James Campbell Company, LLC

Hawaii Land Management

We successfully disposed of our low-income producing lands. 

In 2003, Hawai’i Land Management (HLM) was tasked with disposing of about 56,000 acres of the Company’s low income producing agricultural and conservation land in the state of Hawai’i. In 2009, this task was substantially completed.

Four transactions were closed in 2009 with a total value of $49.8 million for about 7,250 acres. They included our Palehua lands, the Grace Pacific Quarry, Kunia Village, and the first of four transactions currently under contract with the United States Fish and Wildlife Service (USFWS) in Kahuku.

Expansion

By the end of 2009, HLM met 98 percent of its acreage goal. We also entered into contracts for the remaining two percent of the land that ­includes the last parts of the USFWS transaction and our final remaining piece of Kunia land. The ­cumulative acres and value are shown on the ­accompanying graphs.

Geographically, the Company’s 56,000 acres were on three islands, including the island of Hawai‘i, Maui, and O‘ahu. Historically, a good portion of these lands played a key role in Hawai’i’s agricultural history, ­particularly on the island of O‘ahu, where sugar and pineapple ­plantations were significant economic forces for nearly 100 years. In their totality, Campbell lands encompassed ­thriving communities and uses, ­including numerous large and small agricultural ­tenants, two plantation villages (Kunia and Kahuku), churches, a hospital, dozens of water systems, a golf course, ranches, aquaculture operations, telecommunication tenants, a quarry, endangered species, miles of dirt roads, pipelines and power lines.
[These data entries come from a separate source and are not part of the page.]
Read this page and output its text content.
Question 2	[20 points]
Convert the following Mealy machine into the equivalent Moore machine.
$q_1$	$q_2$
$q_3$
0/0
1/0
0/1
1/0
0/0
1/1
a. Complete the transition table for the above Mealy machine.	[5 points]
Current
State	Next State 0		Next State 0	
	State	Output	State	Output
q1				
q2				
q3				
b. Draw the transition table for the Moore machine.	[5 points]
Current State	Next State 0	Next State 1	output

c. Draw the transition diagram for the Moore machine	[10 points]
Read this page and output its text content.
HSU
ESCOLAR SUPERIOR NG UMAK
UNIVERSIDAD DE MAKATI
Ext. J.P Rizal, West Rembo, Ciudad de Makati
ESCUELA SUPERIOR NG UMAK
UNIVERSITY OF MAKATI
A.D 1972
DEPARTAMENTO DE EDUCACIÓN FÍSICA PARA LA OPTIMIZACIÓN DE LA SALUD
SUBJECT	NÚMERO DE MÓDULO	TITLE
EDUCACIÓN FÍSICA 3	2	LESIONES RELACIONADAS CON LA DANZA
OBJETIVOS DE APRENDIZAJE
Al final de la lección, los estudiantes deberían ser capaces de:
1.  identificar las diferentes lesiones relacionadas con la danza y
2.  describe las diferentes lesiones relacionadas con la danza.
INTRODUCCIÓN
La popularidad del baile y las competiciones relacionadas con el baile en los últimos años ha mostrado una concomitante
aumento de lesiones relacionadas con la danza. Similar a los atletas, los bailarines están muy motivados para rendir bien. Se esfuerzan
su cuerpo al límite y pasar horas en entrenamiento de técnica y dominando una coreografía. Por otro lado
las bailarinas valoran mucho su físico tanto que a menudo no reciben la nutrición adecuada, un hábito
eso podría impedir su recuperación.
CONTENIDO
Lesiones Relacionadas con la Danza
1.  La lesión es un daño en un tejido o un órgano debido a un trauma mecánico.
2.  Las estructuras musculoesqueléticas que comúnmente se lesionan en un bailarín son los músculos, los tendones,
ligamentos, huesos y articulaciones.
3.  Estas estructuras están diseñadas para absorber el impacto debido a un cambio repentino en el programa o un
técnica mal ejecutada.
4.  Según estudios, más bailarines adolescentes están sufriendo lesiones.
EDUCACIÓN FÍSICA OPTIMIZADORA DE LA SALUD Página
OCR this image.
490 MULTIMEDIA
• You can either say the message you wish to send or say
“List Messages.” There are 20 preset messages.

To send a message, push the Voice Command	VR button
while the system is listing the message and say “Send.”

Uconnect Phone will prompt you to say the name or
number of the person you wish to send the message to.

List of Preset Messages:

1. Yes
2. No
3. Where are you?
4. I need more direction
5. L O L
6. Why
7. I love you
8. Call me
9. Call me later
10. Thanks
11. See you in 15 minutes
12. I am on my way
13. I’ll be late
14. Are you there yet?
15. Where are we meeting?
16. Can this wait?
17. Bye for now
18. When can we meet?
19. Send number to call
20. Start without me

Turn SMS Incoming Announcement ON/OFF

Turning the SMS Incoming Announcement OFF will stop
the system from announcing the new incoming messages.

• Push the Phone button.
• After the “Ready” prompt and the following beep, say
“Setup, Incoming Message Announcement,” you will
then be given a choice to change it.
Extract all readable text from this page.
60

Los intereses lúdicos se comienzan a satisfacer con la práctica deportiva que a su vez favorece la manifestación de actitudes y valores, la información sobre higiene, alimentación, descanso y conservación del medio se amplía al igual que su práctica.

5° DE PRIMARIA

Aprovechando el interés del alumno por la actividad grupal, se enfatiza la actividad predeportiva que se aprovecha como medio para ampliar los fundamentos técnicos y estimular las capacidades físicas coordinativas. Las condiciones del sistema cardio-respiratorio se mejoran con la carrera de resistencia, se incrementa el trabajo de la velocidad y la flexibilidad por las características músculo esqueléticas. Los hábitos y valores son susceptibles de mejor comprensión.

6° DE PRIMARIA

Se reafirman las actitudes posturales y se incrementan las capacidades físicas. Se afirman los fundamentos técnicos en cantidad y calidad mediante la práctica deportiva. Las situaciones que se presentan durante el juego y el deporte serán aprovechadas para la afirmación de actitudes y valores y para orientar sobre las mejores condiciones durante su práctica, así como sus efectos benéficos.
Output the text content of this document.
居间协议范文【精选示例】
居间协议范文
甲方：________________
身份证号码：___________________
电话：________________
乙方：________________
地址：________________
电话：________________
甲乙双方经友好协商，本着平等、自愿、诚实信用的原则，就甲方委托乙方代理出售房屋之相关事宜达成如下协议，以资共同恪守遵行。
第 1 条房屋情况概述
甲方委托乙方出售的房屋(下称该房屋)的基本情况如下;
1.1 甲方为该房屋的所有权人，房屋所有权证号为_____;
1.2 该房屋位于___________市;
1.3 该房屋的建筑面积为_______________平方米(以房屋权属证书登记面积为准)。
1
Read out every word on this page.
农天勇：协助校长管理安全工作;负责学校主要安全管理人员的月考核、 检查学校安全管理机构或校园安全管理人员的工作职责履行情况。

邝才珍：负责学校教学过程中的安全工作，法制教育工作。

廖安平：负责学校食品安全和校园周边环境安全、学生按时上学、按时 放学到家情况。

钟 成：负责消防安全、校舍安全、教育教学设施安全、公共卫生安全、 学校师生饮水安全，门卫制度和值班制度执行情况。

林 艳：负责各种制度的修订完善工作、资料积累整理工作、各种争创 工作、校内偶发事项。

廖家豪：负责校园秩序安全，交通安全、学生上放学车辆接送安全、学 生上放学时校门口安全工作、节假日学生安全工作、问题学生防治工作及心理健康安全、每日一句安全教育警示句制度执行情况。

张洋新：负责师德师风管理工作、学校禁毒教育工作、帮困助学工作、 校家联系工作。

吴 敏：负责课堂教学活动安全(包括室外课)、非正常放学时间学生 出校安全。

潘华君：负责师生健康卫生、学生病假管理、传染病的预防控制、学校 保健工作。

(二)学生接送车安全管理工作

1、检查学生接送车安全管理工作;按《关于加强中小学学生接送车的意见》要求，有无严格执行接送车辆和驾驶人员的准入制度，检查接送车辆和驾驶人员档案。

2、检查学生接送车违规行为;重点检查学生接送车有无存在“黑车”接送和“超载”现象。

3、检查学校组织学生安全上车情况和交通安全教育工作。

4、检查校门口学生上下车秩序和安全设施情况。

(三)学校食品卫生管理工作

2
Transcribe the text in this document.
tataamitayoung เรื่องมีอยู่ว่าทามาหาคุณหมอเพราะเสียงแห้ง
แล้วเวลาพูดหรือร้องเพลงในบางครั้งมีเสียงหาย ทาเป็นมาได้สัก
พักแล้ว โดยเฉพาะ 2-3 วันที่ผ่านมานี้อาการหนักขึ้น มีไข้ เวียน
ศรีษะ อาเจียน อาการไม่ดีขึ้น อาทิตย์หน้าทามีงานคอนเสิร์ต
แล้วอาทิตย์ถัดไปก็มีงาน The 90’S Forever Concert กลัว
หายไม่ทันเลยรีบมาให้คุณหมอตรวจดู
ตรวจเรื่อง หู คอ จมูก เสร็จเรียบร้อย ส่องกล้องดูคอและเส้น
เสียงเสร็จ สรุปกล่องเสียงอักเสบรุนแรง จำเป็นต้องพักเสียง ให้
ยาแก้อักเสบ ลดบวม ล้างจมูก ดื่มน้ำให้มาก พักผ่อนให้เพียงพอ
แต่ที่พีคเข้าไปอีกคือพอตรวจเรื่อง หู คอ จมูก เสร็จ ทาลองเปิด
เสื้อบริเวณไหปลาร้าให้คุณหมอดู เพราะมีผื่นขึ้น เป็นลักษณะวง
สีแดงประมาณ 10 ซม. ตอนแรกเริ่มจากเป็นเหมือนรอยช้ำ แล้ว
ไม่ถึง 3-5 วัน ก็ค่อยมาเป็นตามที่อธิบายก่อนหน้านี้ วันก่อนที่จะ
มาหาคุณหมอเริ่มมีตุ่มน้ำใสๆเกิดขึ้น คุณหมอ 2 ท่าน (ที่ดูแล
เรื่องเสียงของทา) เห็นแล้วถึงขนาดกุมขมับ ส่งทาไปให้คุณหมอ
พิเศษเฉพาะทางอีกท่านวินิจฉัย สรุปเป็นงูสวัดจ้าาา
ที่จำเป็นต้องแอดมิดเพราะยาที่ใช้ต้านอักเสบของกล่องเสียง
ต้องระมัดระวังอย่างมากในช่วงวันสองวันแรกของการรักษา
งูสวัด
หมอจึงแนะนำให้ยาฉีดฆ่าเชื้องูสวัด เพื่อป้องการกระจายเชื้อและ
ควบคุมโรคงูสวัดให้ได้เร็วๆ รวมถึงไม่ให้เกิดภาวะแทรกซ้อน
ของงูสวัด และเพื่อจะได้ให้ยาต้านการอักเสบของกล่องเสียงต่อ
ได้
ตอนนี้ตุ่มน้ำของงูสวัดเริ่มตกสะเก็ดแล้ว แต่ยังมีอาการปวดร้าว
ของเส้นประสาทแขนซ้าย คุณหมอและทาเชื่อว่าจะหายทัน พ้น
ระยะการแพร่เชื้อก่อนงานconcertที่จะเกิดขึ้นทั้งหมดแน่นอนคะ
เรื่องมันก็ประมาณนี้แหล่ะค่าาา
In the final analysis, not only did the ­Company exceed expectations in this program with all of its ­attendant financial benefits, but it also accomplished three important benefits for the community.

  • The sale of the agricultural lands in Kunia to large and small end users will create more jobs per acre than either sugar or pineapple, and at the same time preserve open space.
  • The complicated dispositions of the two ­plantation villages to buyers with plans for ­continuous uses of the homes for affordable housing will preserve a lifestyle, prevent dislocations, and provide housing for several hundred people.
  • The Company has worked with the Conservation Fund, the United States Park Service, the Trust for Public Land, the State of Hawai‘i, the United States Fish and Wildlife Service and others on ­transactions involving more than 35,000 acres of conservation land. These transactions have ­resulted in the ­permanent preservation and ­management of ­environmentally and culturally important resources. The largest of these is the 26,000-acre Wao Kele O Puna rainforest land on the island of Hawai‘i. On Maui, there is now a 4,000-acre corridor ­connecting Haleakala ­National Park to the ocean in Kaupo. And on O‘ahu, there are over 4,000 ­protected acres of the Honouliuli Preserve, which is home to more than 30 threatened and ­endangered species, including the singing Kahuli tree snail and the O‘ahu elepaio forest bird. Last, and certainly not least, are the final chapters in the establishment of the 1,100-acre James Campbell National Wildlife Refuge as a home to endangered Hawaiian waterfowl and as a habitat for migratory birds, sea turtles, and the endangered Hawaiian Monk seal.